By contrast, the leaders of all four parties in Northern Ireland’s power-sharing administration — a dysfunctional coalition divided on many issues — shared platforms to reject the proposed amendment. They backed an anti-abortion petition drive that delivered 120,000 signatures in October to British Prime Minister Gordon Brown’s London office.
“Northern Ireland clearly has a pro-life majority. It’s an issue that uniquely crosses the political divide here. Whether you’re Catholic or Protestant doesn’t matter when it comes to imposing the death penalty on innocent, unborn children,” said Bernie Smyth, leader of Precious Life, a cross-community pressure group that was formed 11 years ago to keep abortion out of Northern Ireland. Smyth recently led an anti-abortion picket outside Parliament in London.
Back in Belfast, Precious Life activists mounted their usual weekday protest outside the office of the UK’s Family Planning Association, the major center for women facing unwanted pregnancies in Northern Ireland.
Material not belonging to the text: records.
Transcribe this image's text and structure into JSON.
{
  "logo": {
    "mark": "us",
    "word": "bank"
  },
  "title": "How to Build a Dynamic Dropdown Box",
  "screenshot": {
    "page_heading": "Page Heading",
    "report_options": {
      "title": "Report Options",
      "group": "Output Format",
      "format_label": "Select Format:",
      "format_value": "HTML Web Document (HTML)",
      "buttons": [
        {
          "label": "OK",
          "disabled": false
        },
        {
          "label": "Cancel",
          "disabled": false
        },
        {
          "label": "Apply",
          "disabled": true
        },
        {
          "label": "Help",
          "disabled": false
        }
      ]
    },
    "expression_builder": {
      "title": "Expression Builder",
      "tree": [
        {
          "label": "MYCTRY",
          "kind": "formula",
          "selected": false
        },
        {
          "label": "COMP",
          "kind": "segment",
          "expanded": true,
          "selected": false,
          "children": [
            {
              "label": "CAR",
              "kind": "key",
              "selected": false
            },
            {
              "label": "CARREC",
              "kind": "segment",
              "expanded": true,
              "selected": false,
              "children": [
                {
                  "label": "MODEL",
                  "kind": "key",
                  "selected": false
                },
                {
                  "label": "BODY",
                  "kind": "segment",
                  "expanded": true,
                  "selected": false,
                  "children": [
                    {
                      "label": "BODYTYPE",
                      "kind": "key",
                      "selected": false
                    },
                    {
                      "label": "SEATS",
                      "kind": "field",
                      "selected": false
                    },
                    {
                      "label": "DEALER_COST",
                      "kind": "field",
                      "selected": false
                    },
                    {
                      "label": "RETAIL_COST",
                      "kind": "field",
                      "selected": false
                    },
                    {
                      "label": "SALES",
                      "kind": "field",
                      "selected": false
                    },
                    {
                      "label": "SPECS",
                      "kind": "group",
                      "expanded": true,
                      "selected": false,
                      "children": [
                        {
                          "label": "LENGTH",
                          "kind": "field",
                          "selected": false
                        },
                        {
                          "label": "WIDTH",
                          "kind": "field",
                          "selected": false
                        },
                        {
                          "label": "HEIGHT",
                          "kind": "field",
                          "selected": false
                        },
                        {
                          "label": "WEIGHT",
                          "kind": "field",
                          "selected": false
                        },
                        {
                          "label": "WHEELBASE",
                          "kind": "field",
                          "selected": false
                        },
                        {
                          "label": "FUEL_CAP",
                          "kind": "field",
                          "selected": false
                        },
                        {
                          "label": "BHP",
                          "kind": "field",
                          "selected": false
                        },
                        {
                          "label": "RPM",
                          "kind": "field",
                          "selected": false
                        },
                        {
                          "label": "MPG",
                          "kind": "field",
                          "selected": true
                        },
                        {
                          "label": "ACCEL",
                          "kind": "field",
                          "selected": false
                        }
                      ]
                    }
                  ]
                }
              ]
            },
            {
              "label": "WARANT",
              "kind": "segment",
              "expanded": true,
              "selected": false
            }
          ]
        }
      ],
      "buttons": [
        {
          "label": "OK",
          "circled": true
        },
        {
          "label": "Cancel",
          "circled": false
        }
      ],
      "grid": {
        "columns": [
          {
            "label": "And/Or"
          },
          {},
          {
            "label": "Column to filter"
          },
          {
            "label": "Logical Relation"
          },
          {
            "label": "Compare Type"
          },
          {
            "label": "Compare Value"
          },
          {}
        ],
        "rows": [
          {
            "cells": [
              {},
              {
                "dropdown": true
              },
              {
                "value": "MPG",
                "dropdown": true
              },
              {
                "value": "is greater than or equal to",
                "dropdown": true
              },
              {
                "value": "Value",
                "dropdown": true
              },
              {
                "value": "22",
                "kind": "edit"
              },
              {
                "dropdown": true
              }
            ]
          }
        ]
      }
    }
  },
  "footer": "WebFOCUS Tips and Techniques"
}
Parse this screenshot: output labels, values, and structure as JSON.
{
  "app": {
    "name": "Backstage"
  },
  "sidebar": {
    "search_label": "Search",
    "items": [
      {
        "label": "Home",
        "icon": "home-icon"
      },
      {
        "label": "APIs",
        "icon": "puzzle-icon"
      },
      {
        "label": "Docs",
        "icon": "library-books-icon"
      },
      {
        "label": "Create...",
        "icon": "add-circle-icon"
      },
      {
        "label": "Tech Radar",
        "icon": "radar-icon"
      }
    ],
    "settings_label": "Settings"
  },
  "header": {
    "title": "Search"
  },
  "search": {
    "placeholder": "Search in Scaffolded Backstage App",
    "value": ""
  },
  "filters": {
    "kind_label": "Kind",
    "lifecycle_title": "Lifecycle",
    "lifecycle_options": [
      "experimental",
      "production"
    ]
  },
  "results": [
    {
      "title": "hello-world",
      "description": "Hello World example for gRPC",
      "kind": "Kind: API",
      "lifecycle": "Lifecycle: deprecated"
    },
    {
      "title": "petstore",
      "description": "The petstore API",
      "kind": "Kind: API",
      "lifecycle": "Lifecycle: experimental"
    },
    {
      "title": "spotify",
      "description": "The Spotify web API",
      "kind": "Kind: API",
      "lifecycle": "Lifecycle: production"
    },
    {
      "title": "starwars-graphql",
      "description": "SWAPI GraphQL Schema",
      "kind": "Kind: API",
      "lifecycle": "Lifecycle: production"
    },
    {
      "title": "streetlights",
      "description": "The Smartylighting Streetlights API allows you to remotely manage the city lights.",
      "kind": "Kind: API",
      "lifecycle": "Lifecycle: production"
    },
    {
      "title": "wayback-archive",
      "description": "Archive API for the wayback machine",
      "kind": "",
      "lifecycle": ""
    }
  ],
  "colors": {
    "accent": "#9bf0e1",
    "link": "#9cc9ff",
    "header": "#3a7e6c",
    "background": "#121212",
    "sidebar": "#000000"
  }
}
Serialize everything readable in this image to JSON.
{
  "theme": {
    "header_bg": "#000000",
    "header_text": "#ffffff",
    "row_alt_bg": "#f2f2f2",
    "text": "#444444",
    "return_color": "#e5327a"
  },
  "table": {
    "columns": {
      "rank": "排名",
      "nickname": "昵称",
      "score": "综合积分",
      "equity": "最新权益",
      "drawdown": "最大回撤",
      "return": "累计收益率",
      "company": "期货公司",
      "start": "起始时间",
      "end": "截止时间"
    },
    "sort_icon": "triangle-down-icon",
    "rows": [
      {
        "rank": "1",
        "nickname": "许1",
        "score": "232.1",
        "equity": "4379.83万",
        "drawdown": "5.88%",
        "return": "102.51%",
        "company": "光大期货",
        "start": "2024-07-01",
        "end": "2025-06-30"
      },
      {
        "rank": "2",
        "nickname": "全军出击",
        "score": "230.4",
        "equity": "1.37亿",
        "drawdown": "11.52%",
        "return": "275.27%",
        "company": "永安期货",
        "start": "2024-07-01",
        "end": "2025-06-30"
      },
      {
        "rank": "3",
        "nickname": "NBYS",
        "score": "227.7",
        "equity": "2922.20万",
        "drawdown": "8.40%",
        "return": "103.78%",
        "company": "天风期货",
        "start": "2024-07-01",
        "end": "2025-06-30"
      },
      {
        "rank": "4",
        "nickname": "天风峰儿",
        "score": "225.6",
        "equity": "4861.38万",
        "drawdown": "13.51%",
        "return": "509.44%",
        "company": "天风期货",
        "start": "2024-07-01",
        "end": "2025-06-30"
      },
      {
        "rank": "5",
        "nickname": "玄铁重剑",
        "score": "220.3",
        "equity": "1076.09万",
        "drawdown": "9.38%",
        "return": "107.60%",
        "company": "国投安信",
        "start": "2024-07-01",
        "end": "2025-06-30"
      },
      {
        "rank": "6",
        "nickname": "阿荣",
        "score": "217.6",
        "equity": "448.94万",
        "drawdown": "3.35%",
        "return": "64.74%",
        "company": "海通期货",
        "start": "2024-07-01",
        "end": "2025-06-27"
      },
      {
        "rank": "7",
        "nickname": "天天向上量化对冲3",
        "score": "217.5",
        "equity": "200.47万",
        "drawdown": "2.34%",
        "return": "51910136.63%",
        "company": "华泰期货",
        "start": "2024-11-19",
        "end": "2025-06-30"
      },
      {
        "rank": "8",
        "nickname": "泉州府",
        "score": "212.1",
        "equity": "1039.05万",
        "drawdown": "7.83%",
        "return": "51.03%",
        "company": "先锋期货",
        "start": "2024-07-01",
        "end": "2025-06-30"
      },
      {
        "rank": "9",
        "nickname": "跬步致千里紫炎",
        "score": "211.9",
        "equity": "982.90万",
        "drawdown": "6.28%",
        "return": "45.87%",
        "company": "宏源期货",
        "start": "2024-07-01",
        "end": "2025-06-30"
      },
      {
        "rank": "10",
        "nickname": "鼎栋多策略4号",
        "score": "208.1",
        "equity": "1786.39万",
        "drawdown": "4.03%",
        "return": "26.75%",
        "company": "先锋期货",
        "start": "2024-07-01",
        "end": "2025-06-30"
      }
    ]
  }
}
A lone woman handed out leaflets depicting a torn fetus.
Audrey Simpson, the Belfast center’s director, said the Precious Life activists pose a chronic irritant for her pregnant visitors who, in many cases, are already afraid of being identified as abortion-seekers.
She said the anti-abortion activists “harass any woman, if they appear young or at a fertile age” — even though most women are visiting other offices in the multiagency building. “They’ll try to give you literature and appeal to you, ‘Don’t murder your baby,’ and they might even follow you all the way back to your car, shouting, ‘You’re going to hell!’ ”
Simpson said about 600 pregnant women seek counseling from her office annually, and more than half opt for abortions in England.
Even though the Northern Ireland visitors are British taxpayers, they cannot use the state-funded health insurance and so must pay anywhere from $1,000 to $3,300. Increasingly, she said, women also are flying to the lower-cost alternative of the Netherlands or buying abortion-inducing pills off the Internet.
She noted that women traveled to her office from the neighboring Republic of Ireland, where abortion also is illegal, because they were afraid of being seen by friends going into one of Dublin’s own crisis-pregnancy counseling centers. But she described Northern Ireland as much more socially rigid than the predominantly Catholic south.
“In normal societies you would at least have doctors and lawyers willing to advocate for abortion rights. There’s healthy debate in the south. Not here. Not one doctor or lawyer will stick their head above the parapet,” she said. “Here, the attitude is: ‘Let’s just ignore what we’re making our young women do. Let’s let Westminster (the British Parliament in London) handle this.’ It’s ridiculous.”